The emergency talks, convened as Russian President Vladimir Putin seized the Crimean peninsula and said he had the right to invade his neighbor, were expected to result in a strongly worded statement of condemnation, but no immediate punitive measures.
Instead, German Chancellor Angela Merkel, who spoke by telephone to Putin late on Sunday, was pushing for high-level mediation and a “fact-finding” mission to Ukraine, possibly led by the Vienna-based Organization for Security and Cooperation in Europe, currently chaired by Switzerland.
By contrast, US Secretary of State John Kerry threatened visa bans, asset freezes and trade restrictions against Russia, which he accused of “19th century” behavior in Ukraine.
“American businesses may well want to start thinking twice about whether they want to do business with a country that behaves like this,” Kerry said on Sunday.
European governments will take a more cautious approach, diplomats said, with any prospect of sanctions against Russia unlikely to be spelled out directly.
Several EU member states including Germany, France, Britain, the Netherlands and Finland are expected to push for mediation to calm the crisis, diplomats indicated.
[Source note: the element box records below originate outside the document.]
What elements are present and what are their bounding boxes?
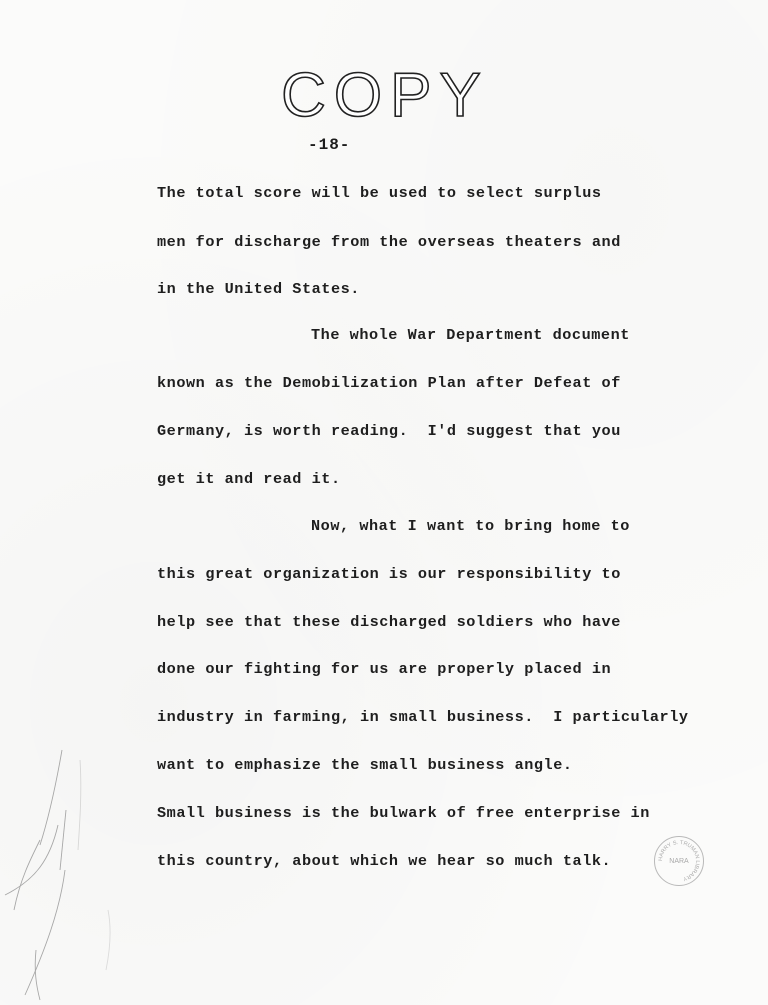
body-line: known as the Demobilization Plan after D… [157,374,621,392]
copy-stamp: COPY [272,64,498,124]
body-line: Small business is the bulwark of free en… [157,804,650,822]
body-line: men for discharge from the overseas thea… [157,233,621,251]
body-line: help see that these discharged soldiers … [157,613,621,631]
library-seal: HARRY S. TRUMAN LIBRARY NARA [654,836,704,886]
seal-ring-text: HARRY S. TRUMAN LIBRARY [658,840,700,882]
margin-pencil-marks [0,730,120,1005]
body-line: Germany, is worth reading. I'd suggest t… [157,422,621,440]
paragraph-start-line: Now, what I want to bring home to [311,517,630,535]
document-page: COPY -18- The total score will be used t… [0,0,768,1005]
body-line: in the United States. [157,280,360,298]
body-line: this great organization is our responsib… [157,565,621,583]
body-line: want to emphasize the small business ang… [157,756,573,774]
paragraph-start-line: The whole War Department document [311,326,630,344]
body-line: done our fighting for us are properly pl… [157,660,611,678]
page-number: -18- [308,136,350,154]
body-line: industry in farming, in small business. … [157,708,689,726]
copy-stamp-text: COPY [281,64,489,124]
body-line: The total score will be used to select s… [157,184,602,202]
svg-text:HARRY S. TRUMAN LIBRARY: HARRY S. TRUMAN LIBRARY [658,840,700,882]
body-line: get it and read it. [157,470,341,488]
body-line: this country, about which we hear so muc… [157,852,611,870]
The OSCE said on Monday it was ready to play a role.
The seizure of Crimea has created the greatest confrontation between Russia and the West since the collapse of the Soviet Union in 1991, an event Putin has described as the worst geopolitical catastrophe of the 20th century.
Speaking to Merkel by phone on Sunday, US President Barack Obama underscored the “complete illegitimacy” of Russia’s actions. A senior US official said Obama would make the same point to the leaders of Britain and Poland.
But many Europeans are concerned about pushing Putin too far, mindful of their deep economic links with Russia, including a heavy dependence on Moscow’s gas and oil exports. There is also concern about the time required for sanctions and the legal hurdles that must be cleared.
EU sanctions also require unanimity among the 28 member states, something that would be extremely difficult to achieve when it comes to Russia, with some small countries, such as Cyprus, having close ties to Moscow.
Moscow has said it is protecting the lives of Russian-speakers, who are in the majority in Crimea and numerous in much of eastern Ukraine, and appears to be calculating that the West cannot afford to risk a wider conflagration by taking anything approaching military action.
Russia is the EU’s biggest trading partner after the United States and China, with 123 billion euros ($170 billion) of goods exported there in 2012. It is also the EU’s most important single supplier of energy products, accounting for more than a quarter of all EU consumption of oil and gas.
Relations between Brussels and Moscow have deteriorated over the past year, with EU governments expressing anger over Moscow’s pressure on former Soviet republics hoping to forge closer economic ties with Europe, including Ukraine.
Tensions reached new heights when Moscow persuaded Ukrainian President Viktor Yanukovich to reject a trade deal with the EU in November, a decision that sparked three months of mass protests that ended with his overthrow.
One decision that could be agreed by EU foreign ministers is asset freezes against Ukrainians accused of misappropriating public funds, similar to measures taken by Austria, Switzerland and Lichtenstein last week.
Austria announced on Saturday that it was blocking the bank accounts of Yanukovich and 17 others, following a request by Ukraine’s new authorities. Ukraine’s new leaders have accused Yanukovich of embezzling as much as $37 billion in three years.